Ich möchte hier jetzt nicht weiter in das Feld der Psychologie eindringen, sondern es bei diesen Andeutungen belassen.  Jeder mag sich selbst prüfen, inwieweit in den Untergründen seiner Seele noch schmerzhafte Erlebnisse aus der eigenen Schulzeit schlummern.  Worauf ich damit hinweisen will, mag deutlich geworden sein: Wir sind alle gegenüber der Einrichtung Schule und gegenüber Lehrern auch als erwachsene Menschen nicht ganz unbefangen.  In unseren Seelentiefen schlummern Erlebnisse mit Schule und Lehrern, die – meist unbewusst – unser Verhältnis dazu in starkem Maße beeinflussen können.
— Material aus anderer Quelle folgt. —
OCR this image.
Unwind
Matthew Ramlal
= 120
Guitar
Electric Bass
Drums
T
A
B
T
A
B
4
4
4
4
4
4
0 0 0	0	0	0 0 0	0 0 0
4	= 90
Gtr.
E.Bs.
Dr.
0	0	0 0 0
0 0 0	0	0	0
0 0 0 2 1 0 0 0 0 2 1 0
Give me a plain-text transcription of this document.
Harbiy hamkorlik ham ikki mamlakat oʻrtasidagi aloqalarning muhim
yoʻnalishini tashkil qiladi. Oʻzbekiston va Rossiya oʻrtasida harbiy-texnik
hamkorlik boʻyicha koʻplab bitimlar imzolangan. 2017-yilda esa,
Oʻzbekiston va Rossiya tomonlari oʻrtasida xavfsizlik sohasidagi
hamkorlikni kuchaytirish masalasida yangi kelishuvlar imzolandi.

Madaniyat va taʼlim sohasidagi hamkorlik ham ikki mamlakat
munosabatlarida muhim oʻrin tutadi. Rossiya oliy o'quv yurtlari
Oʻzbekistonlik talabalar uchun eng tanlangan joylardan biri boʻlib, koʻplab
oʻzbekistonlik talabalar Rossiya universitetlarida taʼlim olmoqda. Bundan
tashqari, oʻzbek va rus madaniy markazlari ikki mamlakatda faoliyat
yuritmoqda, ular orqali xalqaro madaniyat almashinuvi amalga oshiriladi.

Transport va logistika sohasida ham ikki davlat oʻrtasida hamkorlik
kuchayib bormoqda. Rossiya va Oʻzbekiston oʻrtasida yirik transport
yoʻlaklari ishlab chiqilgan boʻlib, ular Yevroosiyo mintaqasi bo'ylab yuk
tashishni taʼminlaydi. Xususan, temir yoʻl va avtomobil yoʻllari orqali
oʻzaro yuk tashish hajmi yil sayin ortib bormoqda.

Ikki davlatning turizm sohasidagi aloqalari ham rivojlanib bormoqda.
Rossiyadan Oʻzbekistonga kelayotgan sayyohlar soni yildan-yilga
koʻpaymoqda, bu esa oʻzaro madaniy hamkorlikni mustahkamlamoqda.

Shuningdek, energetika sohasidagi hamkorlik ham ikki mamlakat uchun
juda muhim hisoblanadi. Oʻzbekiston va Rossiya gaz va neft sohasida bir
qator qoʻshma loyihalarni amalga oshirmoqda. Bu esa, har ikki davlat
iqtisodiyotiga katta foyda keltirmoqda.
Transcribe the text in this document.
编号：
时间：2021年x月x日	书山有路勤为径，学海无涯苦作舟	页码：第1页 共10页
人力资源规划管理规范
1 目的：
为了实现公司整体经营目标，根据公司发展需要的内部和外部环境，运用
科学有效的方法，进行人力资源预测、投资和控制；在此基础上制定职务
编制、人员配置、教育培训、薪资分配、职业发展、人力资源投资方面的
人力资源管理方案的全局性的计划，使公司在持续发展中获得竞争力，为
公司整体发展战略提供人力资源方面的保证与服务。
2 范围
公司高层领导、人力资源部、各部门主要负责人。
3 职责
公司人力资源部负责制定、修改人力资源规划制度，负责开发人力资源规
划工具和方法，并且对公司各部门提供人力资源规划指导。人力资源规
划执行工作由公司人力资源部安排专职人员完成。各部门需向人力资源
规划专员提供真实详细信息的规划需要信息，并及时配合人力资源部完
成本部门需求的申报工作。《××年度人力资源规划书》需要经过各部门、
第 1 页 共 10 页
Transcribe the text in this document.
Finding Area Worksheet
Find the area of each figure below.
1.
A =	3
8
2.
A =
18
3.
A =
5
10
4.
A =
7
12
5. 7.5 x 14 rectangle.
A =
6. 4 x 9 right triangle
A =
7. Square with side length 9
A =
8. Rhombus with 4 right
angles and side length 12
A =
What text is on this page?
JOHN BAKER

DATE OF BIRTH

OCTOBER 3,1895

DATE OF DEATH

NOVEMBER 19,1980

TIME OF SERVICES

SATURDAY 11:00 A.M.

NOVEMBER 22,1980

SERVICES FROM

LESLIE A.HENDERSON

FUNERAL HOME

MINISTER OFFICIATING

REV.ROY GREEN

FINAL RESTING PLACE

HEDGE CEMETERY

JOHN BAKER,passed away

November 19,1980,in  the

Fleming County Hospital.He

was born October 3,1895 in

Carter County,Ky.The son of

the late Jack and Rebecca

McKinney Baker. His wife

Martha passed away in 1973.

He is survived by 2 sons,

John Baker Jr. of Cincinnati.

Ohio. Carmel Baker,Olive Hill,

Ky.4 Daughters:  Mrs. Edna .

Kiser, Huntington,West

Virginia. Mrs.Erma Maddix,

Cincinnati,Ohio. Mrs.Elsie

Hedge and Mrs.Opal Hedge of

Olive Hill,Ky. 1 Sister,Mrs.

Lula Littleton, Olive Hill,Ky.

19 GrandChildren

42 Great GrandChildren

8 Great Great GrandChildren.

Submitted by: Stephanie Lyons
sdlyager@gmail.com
Vor diesem Hintergrund wird man das Verhältnis Eltern/Lehrer in der Schule generell, aber auch gerade in der Waldorfschule, mit besonderer Sorgfalt wahrnehmen und gestalten müssen.

Eine besondere Schule weckt besondere Erwartungen

In der Waldorfschule kommt eine weitere Dimension hinzu, die dieses Verhältnis noch zusätzlich erschwert.  Waldorfeltern wie auch Waldorflehrer sind in einer besonderen Situation, da sie sich mit ihrer Schulwahl außerhalb der gewohnten Formen und Normen stellen.  Dies erfordert einerseits Mut, eigene Überzeugung und bewirkt eine Tendenz zur Verteidigung gegenüber anderen, führt aber andererseits auch zu sehr hohen Erwartungen an die andere, die besondere Schule, für die man sich ja bewusst entschieden hat, indem man die Vorteile höher einschätzt als die in Kauf zu nehmenden Nachteile.  Die Eltern haben dadurch hohe Erwartungen an die Lehrer, aber auch an den Organismus Schule als Ganzes im Hinblick auf seine sozialen Qualitäten.  Die Lehrer haben ebenfalls hohe Erwartungen an die anderen Kollegen und die Eltern.  Alle handeln aus Idealismus, wollen es besser machen und setzen damit sich selbst und die anderen unter einen hohen Erwartungsdruck und damit auch unter Erfolgszwang.  Dies ist das Klima, in dem Spannungen und Konflikte hervorragend gedeihen.  Ja, das geradezu prädestiniert ist dafür, dass menschliche und organisatorische Schwächen zu Enttäuschungen sowohl bei Eltern als auch bei Lehrern führen.  Enttäuschungen können wiederum Emotionalisierungen, Gerüchte, Abwehrverhalten, Konflikte bis hin zur Gegnerschaft bewirken.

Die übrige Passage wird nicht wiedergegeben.